Having three boys is great. There is never a quiet moment but seeing them playing and growing up with each other is priceless. A few people have said to me do I not want a girl so that when I get older I'll have the company of a daughter. Apparently, boys are loving when they are young but then find wives and don't bother with their mothers. I personally don't worry, what will be will be. I adore my boys everyday and as long as they grow up and have a happy life I will be pleased that I played my part in it.
I'm 13+2 with dc3, I have 2 ds's I did think this was a girl but deep down convinced its a boy, I don't mind at all. Would be nice for OH family to finally get a girl but its no big deal to me. I've booked a gender scan for 2wk on sat but changed our minds now and think we would like to just have a Suprise (well kind of lol)
When preg with ds2 I got Aww isn't it a shame its not a girl, ermm no not really he's a healthy little boy so who cares.
Congratulations on your 3rd ds xx
Some people are good at girls and some are good at boys. Congratulations to you all!
Thank you and congratulations to you too!
I also had convinced myself that this would be another boy, I just had this feeling that I would have all boys!

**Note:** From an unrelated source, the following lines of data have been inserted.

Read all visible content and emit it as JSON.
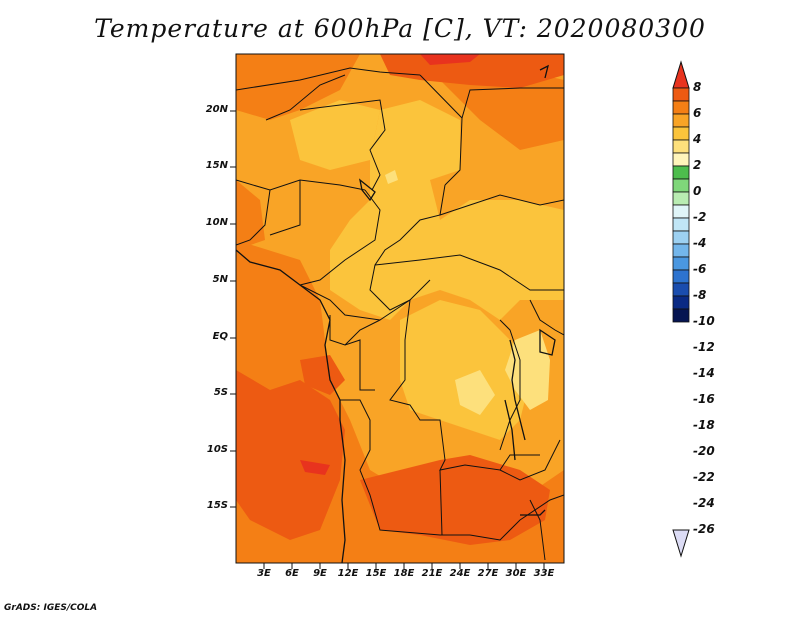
{
  "title": "Temperature at 600hPa [C], VT: 2020080300",
  "credit": "GrADS: IGES/COLA",
  "map": {
    "lat_labels": [
      "20N",
      "15N",
      "10N",
      "5N",
      "EQ",
      "5S",
      "10S",
      "15S"
    ],
    "lon_labels": [
      "3E",
      "6E",
      "9E",
      "12E",
      "15E",
      "18E",
      "21E",
      "24E",
      "27E",
      "30E",
      "33E"
    ]
  },
  "colorbar": {
    "labels": [
      "8",
      "6",
      "4",
      "2",
      "0",
      "-2",
      "-4",
      "-6",
      "-8",
      "-10",
      "-12",
      "-14",
      "-16",
      "-18",
      "-20",
      "-22",
      "-24",
      "-26"
    ],
    "colors": [
      "#e8331e",
      "#ed5a12",
      "#f47f15",
      "#f9a426",
      "#fbc43c",
      "#fde07c",
      "#fff5bb",
      "#4dbd4d",
      "#7fd77a",
      "#b9ecb2",
      "#e0f5f8",
      "#c1e6f6",
      "#9dd1f2",
      "#73b6eb",
      "#4a97e0",
      "#2d73cf",
      "#1a4dae",
      "#0a2a84",
      "#061552",
      "#dcdcf5"
    ]
  },
  "colors": {
    "base": "#f9a426",
    "warm": "#f47f15",
    "hot": "#ed5a12",
    "hotter": "#e8331e",
    "mild": "#fbc43c",
    "cool": "#fde07c"
  }
}
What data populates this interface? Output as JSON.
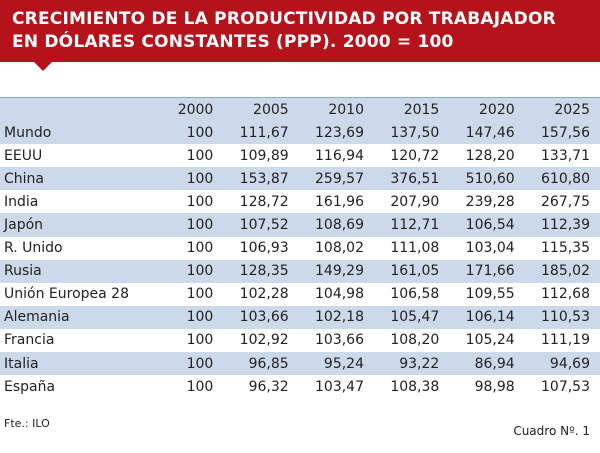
{
  "header": {
    "title_lines": [
      "CRECIMIENTO DE LA PRODUCTIVIDAD POR TRABAJADOR",
      "EN DÓLARES CONSTANTES (PPP). 2000 = 100"
    ]
  },
  "table": {
    "columns": [
      "",
      "2000",
      "2005",
      "2010",
      "2015",
      "2020",
      "2025"
    ],
    "rows": [
      [
        "Mundo",
        "100",
        "111,67",
        "123,69",
        "137,50",
        "147,46",
        "157,56"
      ],
      [
        "EEUU",
        "100",
        "109,89",
        "116,94",
        "120,72",
        "128,20",
        "133,71"
      ],
      [
        "China",
        "100",
        "153,87",
        "259,57",
        "376,51",
        "510,60",
        "610,80"
      ],
      [
        "India",
        "100",
        "128,72",
        "161,96",
        "207,90",
        "239,28",
        "267,75"
      ],
      [
        "Japón",
        "100",
        "107,52",
        "108,69",
        "112,71",
        "106,54",
        "112,39"
      ],
      [
        "R. Unido",
        "100",
        "106,93",
        "108,02",
        "111,08",
        "103,04",
        "115,35"
      ],
      [
        "Rusia",
        "100",
        "128,35",
        "149,29",
        "161,05",
        "171,66",
        "185,02"
      ],
      [
        "Unión Europea 28",
        "100",
        "102,28",
        "104,98",
        "106,58",
        "109,55",
        "112,68"
      ],
      [
        "Alemania",
        "100",
        "103,66",
        "102,18",
        "105,47",
        "106,14",
        "110,53"
      ],
      [
        "Francia",
        "100",
        "102,92",
        "103,66",
        "108,20",
        "105,24",
        "111,19"
      ],
      [
        "Italia",
        "100",
        "96,85",
        "95,24",
        "93,22",
        "86,94",
        "94,69"
      ],
      [
        "España",
        "100",
        "96,32",
        "103,47",
        "108,38",
        "98,98",
        "107,53"
      ]
    ]
  },
  "footer": {
    "source": "Fte.: ILO",
    "label": "Cuadro Nº. 1"
  }
}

This is also a surprise baby!
I had always wanted 3 or 4 but now thinking I will stop at 3, can't imagine how I would cope with any more as I am already wondering how I will cope with 3!
I found out just over a week ago that unplanned DC3 is also DS3. It's what I expected and I was fine with it (although I'd have loved to have a girl - I'd already grieved for the girl I'd never have when we said our family was complete, then I thought you never know, our surprise might be that girl I thought I'd never have but clearly that wasn't meant to be.
Today my neighbour (who'd been praying for a girl for me) found out it's another boy and her response was 'oh no'. She's LOVELY so I know she didn't mean to sound like she did but she was gutted for me yet I'd said I was sure I was having another boy and that was fine as long as he was healthy
No advice though, my 12 year old niece cried when my sister told her (like she did 5 years ago with ds2). Too many people were convinced I was having a girl this time and so were disappointed - never got this with ds2 though.
I am 16wks and found out that DC3 is DS3 today! The sonographer said the baby is still very small so I should confirm at the 20wk scan but he definitely looked like a HE to me!!
I am so happy, I would have liked a girl but still so very happy to know I am having another little boys as I think boys are brilliant anyway!
I am not looking forward to telling everyone who will think that I am disappointed to be having another boy and wondering whether they will ask will I try again for a girl! grr!
Why do people assume you will be disappointed if you have all the same sex children??
When I had DS2 people nearly seemed to be feeling sorry for me that I didn't have a girl!! I was delighted to have a DS2 as I will be to have a DS3!!
Anybody else have 3 boys or all of the same sex children, any advice?